4) Of that $7.8 trillion in debt held by the public, about half ($3.95 trillion as of April 2010) is held by foreign central banks. That's up from $3.3 trillion in May 2009.

5) Nations with high savings rates such as Japan can have a very large national debt, but the amount of that debt held by foreigners is modest (external debt is about 42% of GDP in Japan and a mere 7% of GDP in China, which has a savings rate of 38%).

'Substantial' Interest on the National Debt

The interest on the U.S. national debt is substantial, roughly $400 billion a year, even with today's super-low interest rates. The concern is that if and when rates rise, the interest payments will quickly squeeze other government spending, or trigger a spiral of higher borrowing to pay higher interest, which then creates higher interest payments in the future, forcing more borrowing, and so on.

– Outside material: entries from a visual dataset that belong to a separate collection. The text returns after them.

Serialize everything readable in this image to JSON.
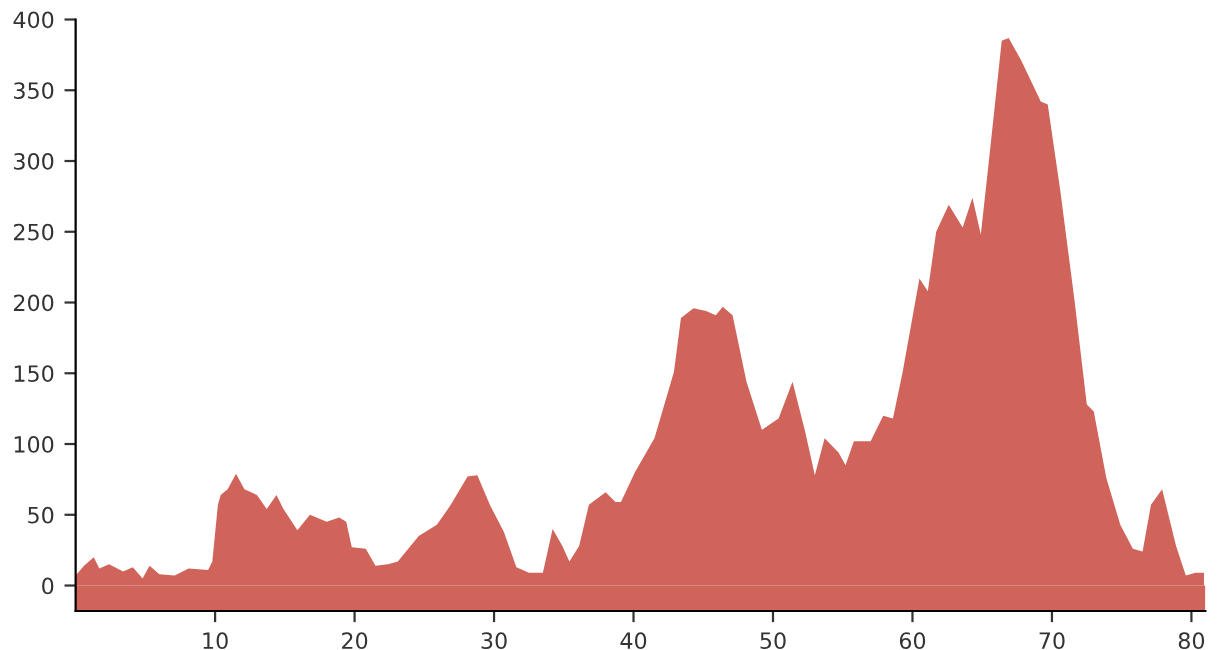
{
  "chart_data": {
    "type": "area",
    "color": "#d0645a",
    "grid": false,
    "bands": [
      {
        "axis": "y",
        "from": -18,
        "to": 0,
        "color": "#d0645a"
      }
    ],
    "xlim": [
      0,
      81
    ],
    "xticks": [
      10,
      20,
      30,
      40,
      50,
      60,
      70,
      80
    ],
    "ylim": [
      -18,
      400
    ],
    "yticks": [
      0,
      50,
      100,
      150,
      200,
      250,
      300,
      350,
      400
    ],
    "x": [
      0,
      0.6,
      1.3,
      1.7,
      2.4,
      3.4,
      4.1,
      4.8,
      5.3,
      6.0,
      7.1,
      8.1,
      9.5,
      9.8,
      10.2,
      10.4,
      10.9,
      11.5,
      12.1,
      13.0,
      13.7,
      14.4,
      14.9,
      15.9,
      16.8,
      18.0,
      18.9,
      19.4,
      19.8,
      20.8,
      21.5,
      22.4,
      23.1,
      24.6,
      25.9,
      26.9,
      28.1,
      28.8,
      29.7,
      30.7,
      31.6,
      32.5,
      33.5,
      34.2,
      34.9,
      35.4,
      36.1,
      36.8,
      38.0,
      38.7,
      39.1,
      40.1,
      41.5,
      42.9,
      43.4,
      44.3,
      45.2,
      45.9,
      46.4,
      47.1,
      48.1,
      49.2,
      50.4,
      51.4,
      52.3,
      53.0,
      53.7,
      54.7,
      55.2,
      55.8,
      57.0,
      57.9,
      58.6,
      59.3,
      60.5,
      61.1,
      61.7,
      62.6,
      63.6,
      64.3,
      64.9,
      65.5,
      66.4,
      66.9,
      67.8,
      69.2,
      69.7,
      70.6,
      71.6,
      72.5,
      73.0,
      73.9,
      74.9,
      75.8,
      76.5,
      77.1,
      77.9,
      78.9,
      79.6,
      80.3,
      80.9
    ],
    "values": [
      7,
      14,
      20,
      12,
      15,
      10,
      13,
      5,
      14,
      8,
      7,
      12,
      11,
      17,
      57,
      64,
      68,
      79,
      68,
      64,
      54,
      64,
      54,
      39,
      50,
      45,
      48,
      45,
      27,
      26,
      14,
      15,
      17,
      35,
      43,
      57,
      77,
      78,
      57,
      38,
      13,
      9,
      9,
      40,
      28,
      17,
      28,
      57,
      66,
      59,
      59,
      80,
      104,
      151,
      189,
      196,
      194,
      191,
      197,
      191,
      144,
      110,
      118,
      144,
      109,
      78,
      104,
      94,
      85,
      102,
      102,
      120,
      118,
      151,
      217,
      208,
      250,
      269,
      253,
      274,
      248,
      302,
      385,
      387,
      371,
      342,
      340,
      279,
      203,
      128,
      123,
      76,
      43,
      26,
      24,
      57,
      68,
      28,
      7,
      9,
      9
    ]
  }
}
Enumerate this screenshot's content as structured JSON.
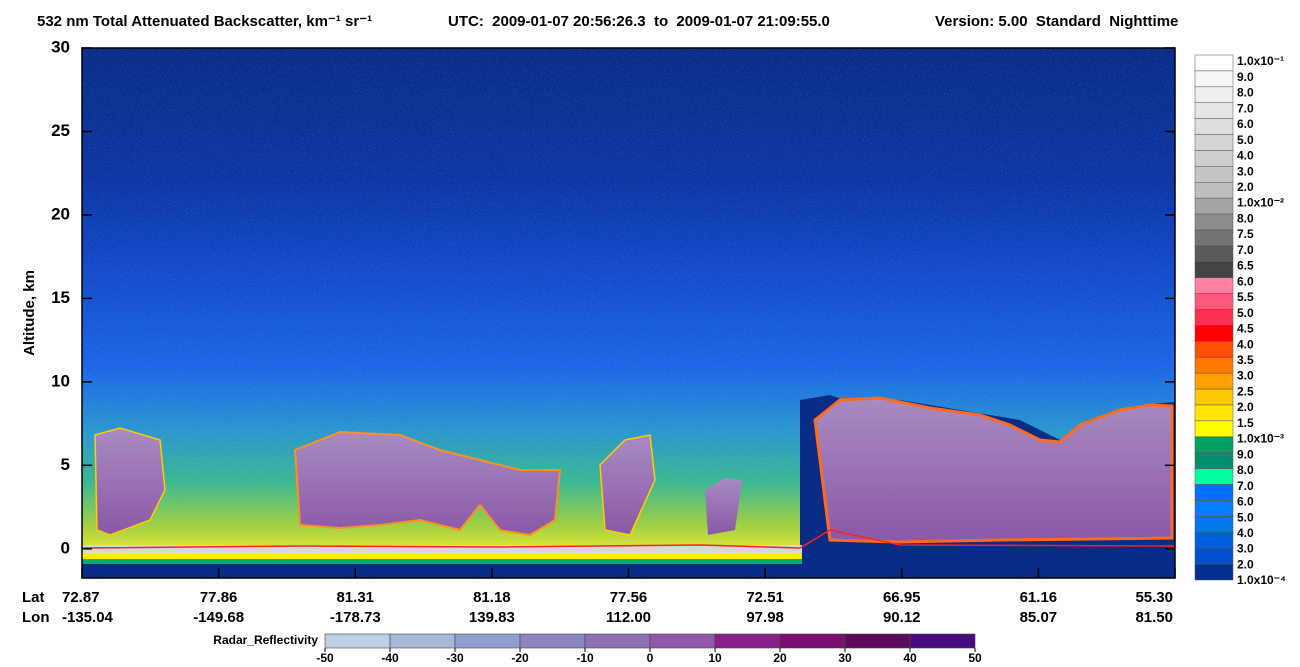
{
  "chart_data": {
    "type": "curtain",
    "title": "532 nm Total Attenuated Backscatter, km⁻¹ sr⁻¹",
    "time_range": "UTC:  2009-01-07 20:56:26.3  to  2009-01-07 21:09:55.0",
    "version": "Version: 5.00  Standard  Nighttime",
    "ylabel": "Altitude, km",
    "ylim": [
      -1.75,
      30
    ],
    "yticks": [
      0,
      5,
      10,
      15,
      20,
      25,
      30
    ],
    "row_labels": [
      "Lat",
      "Lon"
    ],
    "lat": [
      "72.87",
      "77.86",
      "81.31",
      "81.18",
      "77.56",
      "72.51",
      "66.95",
      "61.16",
      "55.30"
    ],
    "lon": [
      "-135.04",
      "-149.68",
      "-178.73",
      "139.83",
      "112.00",
      "97.98",
      "90.12",
      "85.07",
      "81.50"
    ],
    "colorbar": {
      "labels": [
        "1.0x10⁻¹",
        "9.0",
        "8.0",
        "7.0",
        "6.0",
        "5.0",
        "4.0",
        "3.0",
        "2.0",
        "1.0x10⁻²",
        "8.0",
        "7.5",
        "7.0",
        "6.5",
        "6.0",
        "5.5",
        "5.0",
        "4.5",
        "4.0",
        "3.5",
        "3.0",
        "2.5",
        "2.0",
        "1.5",
        "1.0x10⁻³",
        "9.0",
        "8.0",
        "7.0",
        "6.0",
        "5.0",
        "4.0",
        "3.0",
        "2.0",
        "1.0x10⁻⁴"
      ],
      "colors": [
        "#ffffff",
        "#f7f7f7",
        "#efefef",
        "#e6e6e6",
        "#dedede",
        "#d6d6d6",
        "#cecece",
        "#c5c5c5",
        "#bdbdbd",
        "#a5a5a5",
        "#8c8c8c",
        "#737373",
        "#5a5a5a",
        "#444444",
        "#ff80a0",
        "#ff5a7a",
        "#ff3050",
        "#ff0000",
        "#ff5000",
        "#ff7800",
        "#ffa000",
        "#ffc800",
        "#ffe600",
        "#ffff00",
        "#00a060",
        "#009070",
        "#00ffa0",
        "#0070ff",
        "#0080ff",
        "#0078f0",
        "#0060e0",
        "#0050d0",
        "#003090"
      ]
    },
    "radar_colorbar": {
      "label": "Radar_Reflectivity",
      "ticks": [
        -50,
        -40,
        -30,
        -20,
        -10,
        0,
        10,
        20,
        30,
        40,
        50
      ],
      "colors": [
        "#c0d0e4",
        "#a6b8d8",
        "#90a0cc",
        "#8a86c2",
        "#8e70b4",
        "#9058a6",
        "#8a1f88",
        "#7a0f70",
        "#5e0a58",
        "#4a0a80"
      ]
    }
  }
}
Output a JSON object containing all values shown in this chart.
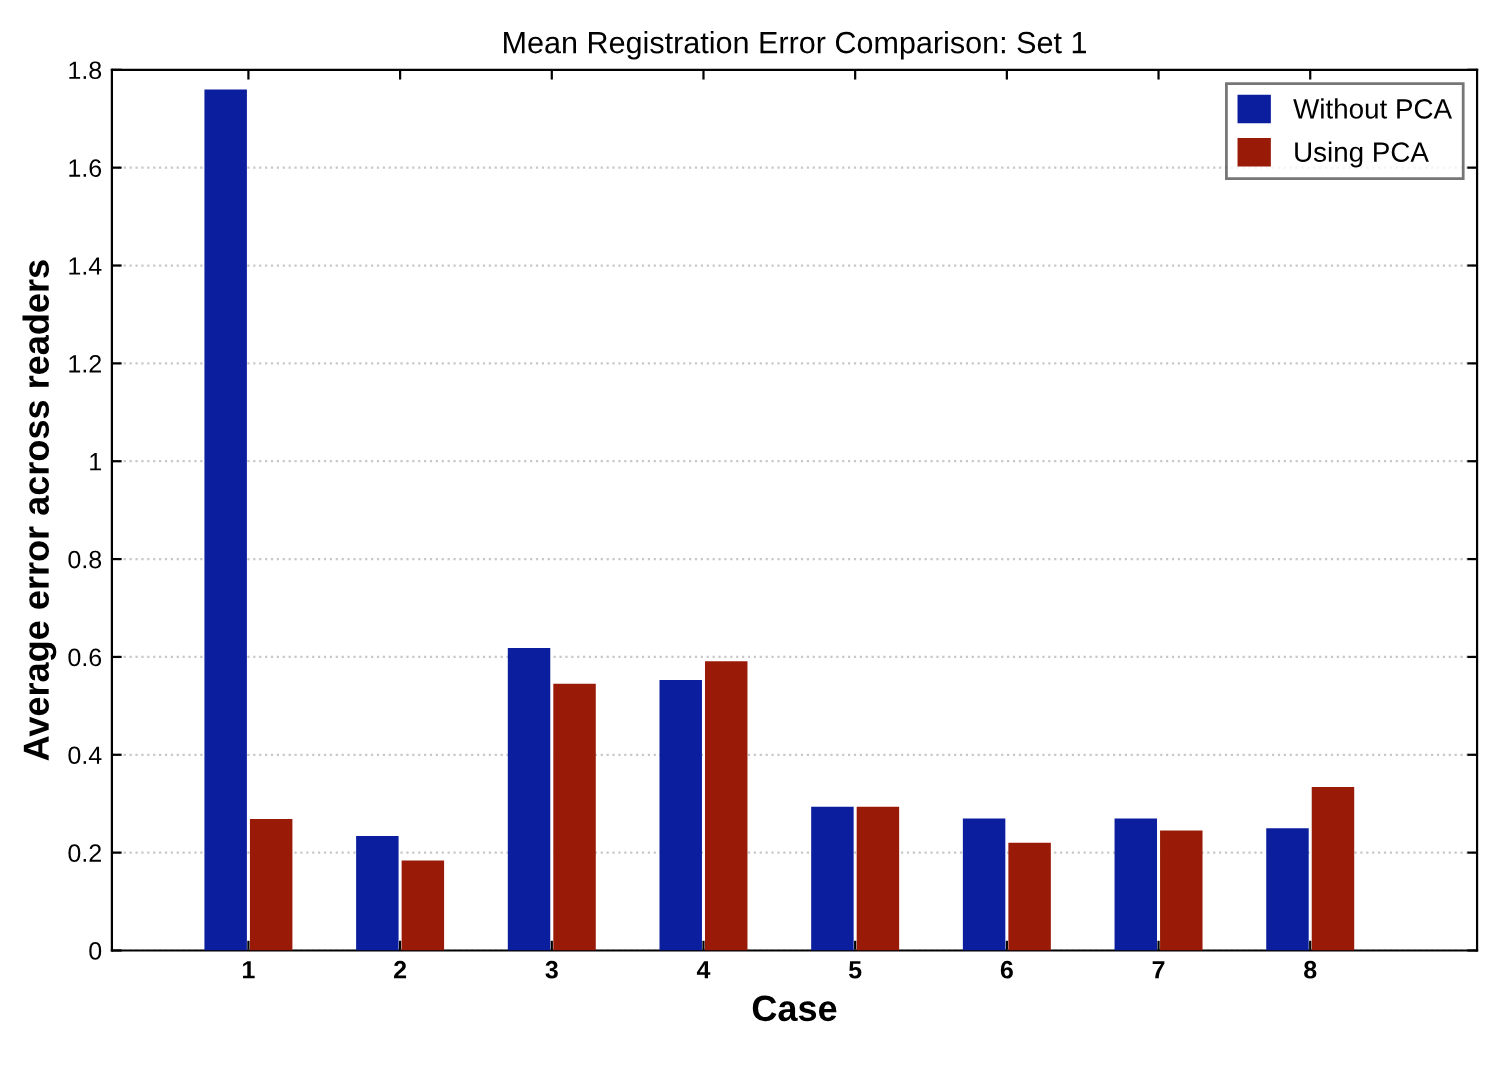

This scenario is just what a report issued by the Bank for International Settlements, The Future of Public Debt: Prospects and Implications, foresees as likely as nations face the increasing costs of rapidly aging populations and the increasing likelihood that higher interest rates going forward will push up the cost of servicing existing debt.

The BIS isn't alone is flashing warning signs. The Government Accountability Office, the federal government's auditing agency, concluded that the U.S. is on a fiscally unsustainable path.

The foundation of the Keynesian philosophy of fiscal management is that stimulus government spending would eventually pay for itself in future growth. But as the BIS and GAO studies show, ballooning debt levels end up seriously depressing growth.

Not Supported by this Recession's Evidence

The Keynesian faith that sustained, massive deficit spending will "borrow and spend our way out of recession" isn't supported by the evidence of this recession. The past two years of gargantuan deficit spending have shown that the government that spends more doesn't necessarily gain more in tax revenue.

By the government's own accounting of "jobs saved/created" by the stimulus spending, the cost per job is about $300,000 -- hardly the kind of result that promises future growth once government stimulus ends.

Lastly, the federal government isn't being entirely forthright in its accounting of debt and liabilities. The government effectively owns the government-sponsored mortgage agencies Fannie Mae and Freddie Mac, which may end up costing the taxpayers up to $1 trillion in future losses, by recent estimates.

Add up the $1 trillion-plus annual deficits, the rapidly rising debt, the off-balance-sheet losses generated by Fannie, Freddie and other bailouts, the hundreds of billions of dollars owed every year in interest, and the modest results of all the stimulus spending to date, and you get some fact-based reasons to doubt the Keynesian faith.